The Kansas Supreme Court accepted the plaintiff’s invitation to adopt two sections of Restatement (Second) of Torts §§197 and 345 to iterate the privilege necessity doctrine in Kansas jurisprudence. Specifically, §197 creates a privilege to enter the land without permission in the event of necessity to prevent serious harm to another person, land, or property unless the harm is the result of the person’s own tortious conduct. The Court modified the exception portion to be analyzed under comparative fault principles. Section 345 states that a person who enters land in the exercise of a privilege is to be treated as a licensee. The Court modified this section to be analyzed under the principles of reasonable care to the entrant.

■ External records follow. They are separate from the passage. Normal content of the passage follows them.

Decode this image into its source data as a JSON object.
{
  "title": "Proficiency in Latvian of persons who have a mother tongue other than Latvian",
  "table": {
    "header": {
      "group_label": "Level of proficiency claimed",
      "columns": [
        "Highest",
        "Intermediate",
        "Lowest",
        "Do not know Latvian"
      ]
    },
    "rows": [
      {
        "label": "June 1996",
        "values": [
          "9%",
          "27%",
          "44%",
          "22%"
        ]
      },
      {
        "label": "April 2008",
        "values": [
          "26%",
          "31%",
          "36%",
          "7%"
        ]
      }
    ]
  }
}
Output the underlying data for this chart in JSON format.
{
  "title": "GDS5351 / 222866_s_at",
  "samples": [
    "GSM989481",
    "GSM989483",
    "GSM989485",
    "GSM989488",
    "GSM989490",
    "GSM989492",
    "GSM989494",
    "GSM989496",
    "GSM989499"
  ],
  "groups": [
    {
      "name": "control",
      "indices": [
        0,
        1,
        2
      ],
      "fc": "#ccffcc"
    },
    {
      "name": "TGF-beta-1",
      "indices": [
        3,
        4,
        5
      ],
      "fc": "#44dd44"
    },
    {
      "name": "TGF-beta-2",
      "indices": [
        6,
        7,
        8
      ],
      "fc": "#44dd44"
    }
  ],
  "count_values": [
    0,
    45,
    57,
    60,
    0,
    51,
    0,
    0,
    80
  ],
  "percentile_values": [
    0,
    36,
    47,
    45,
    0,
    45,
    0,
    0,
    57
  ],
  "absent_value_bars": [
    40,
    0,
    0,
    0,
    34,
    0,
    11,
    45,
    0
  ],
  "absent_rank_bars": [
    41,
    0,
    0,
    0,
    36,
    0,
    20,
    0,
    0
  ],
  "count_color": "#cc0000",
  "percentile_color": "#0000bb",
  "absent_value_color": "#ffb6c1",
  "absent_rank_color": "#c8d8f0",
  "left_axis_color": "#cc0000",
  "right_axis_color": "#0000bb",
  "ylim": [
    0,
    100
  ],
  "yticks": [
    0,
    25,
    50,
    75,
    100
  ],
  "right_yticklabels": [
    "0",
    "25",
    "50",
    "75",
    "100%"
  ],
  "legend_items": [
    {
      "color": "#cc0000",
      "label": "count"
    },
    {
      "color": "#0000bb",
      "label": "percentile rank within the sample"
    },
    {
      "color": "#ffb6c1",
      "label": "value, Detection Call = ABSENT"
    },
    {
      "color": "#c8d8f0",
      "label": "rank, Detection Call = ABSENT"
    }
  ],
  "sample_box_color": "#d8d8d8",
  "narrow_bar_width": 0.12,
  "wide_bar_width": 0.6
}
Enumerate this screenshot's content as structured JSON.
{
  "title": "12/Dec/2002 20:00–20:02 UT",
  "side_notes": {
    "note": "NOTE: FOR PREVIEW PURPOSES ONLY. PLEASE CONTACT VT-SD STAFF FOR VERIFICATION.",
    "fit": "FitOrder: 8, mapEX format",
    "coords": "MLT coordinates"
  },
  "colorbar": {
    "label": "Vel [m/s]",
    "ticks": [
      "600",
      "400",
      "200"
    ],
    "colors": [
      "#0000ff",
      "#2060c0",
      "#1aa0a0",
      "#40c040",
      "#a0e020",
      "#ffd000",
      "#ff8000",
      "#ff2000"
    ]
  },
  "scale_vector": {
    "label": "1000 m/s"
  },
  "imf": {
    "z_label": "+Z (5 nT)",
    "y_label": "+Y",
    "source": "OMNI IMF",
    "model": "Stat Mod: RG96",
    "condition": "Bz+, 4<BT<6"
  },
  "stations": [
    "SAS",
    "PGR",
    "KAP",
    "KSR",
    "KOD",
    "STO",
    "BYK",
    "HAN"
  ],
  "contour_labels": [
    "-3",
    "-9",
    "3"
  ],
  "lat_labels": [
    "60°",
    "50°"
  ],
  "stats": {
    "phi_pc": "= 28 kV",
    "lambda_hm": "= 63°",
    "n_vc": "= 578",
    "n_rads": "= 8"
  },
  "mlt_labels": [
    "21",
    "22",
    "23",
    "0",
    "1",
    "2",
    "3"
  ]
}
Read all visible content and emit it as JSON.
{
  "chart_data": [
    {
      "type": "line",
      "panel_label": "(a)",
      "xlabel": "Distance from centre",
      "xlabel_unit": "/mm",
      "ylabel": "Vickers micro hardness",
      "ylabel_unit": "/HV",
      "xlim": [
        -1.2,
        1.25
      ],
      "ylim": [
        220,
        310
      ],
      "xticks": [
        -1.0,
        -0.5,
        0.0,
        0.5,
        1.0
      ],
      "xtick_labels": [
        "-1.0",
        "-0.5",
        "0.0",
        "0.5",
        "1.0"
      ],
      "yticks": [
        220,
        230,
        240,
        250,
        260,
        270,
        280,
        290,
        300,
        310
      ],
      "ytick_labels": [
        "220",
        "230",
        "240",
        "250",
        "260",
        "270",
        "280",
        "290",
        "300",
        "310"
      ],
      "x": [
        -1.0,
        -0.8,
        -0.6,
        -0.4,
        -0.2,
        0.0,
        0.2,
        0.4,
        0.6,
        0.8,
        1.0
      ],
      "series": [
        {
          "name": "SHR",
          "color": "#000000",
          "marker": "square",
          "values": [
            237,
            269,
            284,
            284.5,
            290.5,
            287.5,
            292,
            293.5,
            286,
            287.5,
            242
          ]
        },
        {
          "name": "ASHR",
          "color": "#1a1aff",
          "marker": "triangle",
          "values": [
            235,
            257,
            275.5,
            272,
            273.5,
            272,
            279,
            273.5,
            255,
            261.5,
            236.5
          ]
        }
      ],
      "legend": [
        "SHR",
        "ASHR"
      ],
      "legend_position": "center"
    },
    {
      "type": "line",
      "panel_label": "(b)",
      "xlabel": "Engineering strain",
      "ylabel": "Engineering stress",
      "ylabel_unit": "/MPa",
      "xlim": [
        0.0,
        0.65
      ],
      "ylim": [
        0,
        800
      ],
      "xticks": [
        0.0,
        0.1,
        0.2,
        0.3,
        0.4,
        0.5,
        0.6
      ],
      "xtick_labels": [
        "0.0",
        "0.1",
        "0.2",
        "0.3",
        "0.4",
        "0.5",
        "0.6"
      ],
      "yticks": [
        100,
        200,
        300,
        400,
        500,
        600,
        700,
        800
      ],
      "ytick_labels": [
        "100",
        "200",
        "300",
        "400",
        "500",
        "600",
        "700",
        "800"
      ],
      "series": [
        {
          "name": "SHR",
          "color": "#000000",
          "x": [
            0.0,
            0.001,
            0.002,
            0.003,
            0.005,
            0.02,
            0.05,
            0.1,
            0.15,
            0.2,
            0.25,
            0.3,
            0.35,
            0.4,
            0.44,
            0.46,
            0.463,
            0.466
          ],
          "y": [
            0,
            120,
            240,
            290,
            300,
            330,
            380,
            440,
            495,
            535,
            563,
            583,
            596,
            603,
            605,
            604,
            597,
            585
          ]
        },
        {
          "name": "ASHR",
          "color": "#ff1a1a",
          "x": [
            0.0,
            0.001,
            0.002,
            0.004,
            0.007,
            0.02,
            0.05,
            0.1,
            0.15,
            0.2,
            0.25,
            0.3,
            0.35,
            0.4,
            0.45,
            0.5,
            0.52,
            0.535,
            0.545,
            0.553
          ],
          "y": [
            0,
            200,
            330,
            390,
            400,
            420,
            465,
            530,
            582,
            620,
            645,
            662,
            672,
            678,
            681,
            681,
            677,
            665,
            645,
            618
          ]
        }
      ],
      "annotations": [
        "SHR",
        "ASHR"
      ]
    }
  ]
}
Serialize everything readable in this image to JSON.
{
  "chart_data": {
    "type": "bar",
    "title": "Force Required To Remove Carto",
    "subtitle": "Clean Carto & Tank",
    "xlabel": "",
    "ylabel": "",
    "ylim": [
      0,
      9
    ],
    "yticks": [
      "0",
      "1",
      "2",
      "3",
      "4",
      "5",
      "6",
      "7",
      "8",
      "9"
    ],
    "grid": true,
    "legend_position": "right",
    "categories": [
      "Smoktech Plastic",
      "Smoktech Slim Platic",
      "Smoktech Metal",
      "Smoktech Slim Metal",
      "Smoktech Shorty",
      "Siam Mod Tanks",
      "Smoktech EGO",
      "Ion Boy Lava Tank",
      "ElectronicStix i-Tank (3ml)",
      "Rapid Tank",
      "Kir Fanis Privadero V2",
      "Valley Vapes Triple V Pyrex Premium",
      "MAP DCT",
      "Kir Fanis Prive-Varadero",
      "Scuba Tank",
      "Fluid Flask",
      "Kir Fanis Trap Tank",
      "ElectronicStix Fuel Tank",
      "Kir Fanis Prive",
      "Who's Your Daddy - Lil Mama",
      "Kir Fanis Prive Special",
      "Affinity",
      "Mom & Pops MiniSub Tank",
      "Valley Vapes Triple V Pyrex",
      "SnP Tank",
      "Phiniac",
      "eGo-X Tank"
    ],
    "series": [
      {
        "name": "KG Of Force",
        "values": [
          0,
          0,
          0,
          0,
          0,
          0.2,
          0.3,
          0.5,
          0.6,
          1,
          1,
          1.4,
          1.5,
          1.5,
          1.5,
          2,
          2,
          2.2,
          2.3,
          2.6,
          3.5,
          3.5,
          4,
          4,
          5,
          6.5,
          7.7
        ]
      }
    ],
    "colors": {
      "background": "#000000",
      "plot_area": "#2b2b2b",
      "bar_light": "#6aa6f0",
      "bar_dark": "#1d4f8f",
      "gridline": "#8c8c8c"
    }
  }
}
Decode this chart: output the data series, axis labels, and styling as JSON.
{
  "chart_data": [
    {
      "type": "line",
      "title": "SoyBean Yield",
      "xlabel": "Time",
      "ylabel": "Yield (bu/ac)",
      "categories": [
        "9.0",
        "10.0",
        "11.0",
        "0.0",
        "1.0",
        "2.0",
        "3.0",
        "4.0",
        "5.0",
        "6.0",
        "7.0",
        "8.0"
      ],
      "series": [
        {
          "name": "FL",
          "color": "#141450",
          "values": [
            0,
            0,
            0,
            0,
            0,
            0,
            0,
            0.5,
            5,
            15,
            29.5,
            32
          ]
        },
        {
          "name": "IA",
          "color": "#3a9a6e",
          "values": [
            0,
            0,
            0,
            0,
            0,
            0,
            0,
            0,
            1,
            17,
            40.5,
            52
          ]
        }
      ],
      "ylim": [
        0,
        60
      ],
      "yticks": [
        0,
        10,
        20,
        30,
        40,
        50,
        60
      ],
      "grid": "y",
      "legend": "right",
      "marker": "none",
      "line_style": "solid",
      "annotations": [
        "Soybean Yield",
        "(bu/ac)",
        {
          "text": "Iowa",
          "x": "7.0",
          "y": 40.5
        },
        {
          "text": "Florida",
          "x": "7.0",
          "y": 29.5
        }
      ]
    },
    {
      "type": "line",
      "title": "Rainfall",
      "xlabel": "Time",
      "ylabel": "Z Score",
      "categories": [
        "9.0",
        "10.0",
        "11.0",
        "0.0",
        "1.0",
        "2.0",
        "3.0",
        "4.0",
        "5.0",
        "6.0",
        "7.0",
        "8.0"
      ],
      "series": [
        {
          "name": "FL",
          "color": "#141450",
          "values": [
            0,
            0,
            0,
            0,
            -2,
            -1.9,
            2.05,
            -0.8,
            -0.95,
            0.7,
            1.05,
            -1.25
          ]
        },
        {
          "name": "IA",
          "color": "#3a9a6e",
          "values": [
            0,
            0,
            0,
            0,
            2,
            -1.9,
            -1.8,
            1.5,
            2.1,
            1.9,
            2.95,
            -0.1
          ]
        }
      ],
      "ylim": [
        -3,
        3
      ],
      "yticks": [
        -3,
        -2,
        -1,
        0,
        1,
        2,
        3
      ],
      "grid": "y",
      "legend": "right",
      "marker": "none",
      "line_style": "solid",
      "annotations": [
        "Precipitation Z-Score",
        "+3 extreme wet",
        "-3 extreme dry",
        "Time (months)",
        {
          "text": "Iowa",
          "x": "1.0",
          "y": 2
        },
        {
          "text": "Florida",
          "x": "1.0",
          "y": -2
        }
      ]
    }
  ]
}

Because the trial court’s summary judgment ruling was decided based on the determination that the plaintiff was a trespasser, the Court remanded the case to the district court for further proceedings under the reasonable care standards as expressed in the opinion.

A dissent was filed in the case. The dissent agreed with the adoption of the Restatement sections, but disagreed that the case should be remanded. The dissent argued the relevant undisputed facts did not show any negligence on the part of defendants. The dissent noted that the clothesline was an obvious danger. Legally, the landowners had no duty to remove obvious dangers from their property. The dissent also stated that alternatively the negligently hung clothesline was not the proximate cause of plaintiff’s injuries; it was the calf running loose. Based on this, the dissent argued the case should not have been remanded, but instead, summary judgment should have been upheld on alternative grounds. Wrinkle v. Norman, No. 103,373, 2013 Kan. LEXIS ____ (Kan. Sup. Ct. May 16, 2013).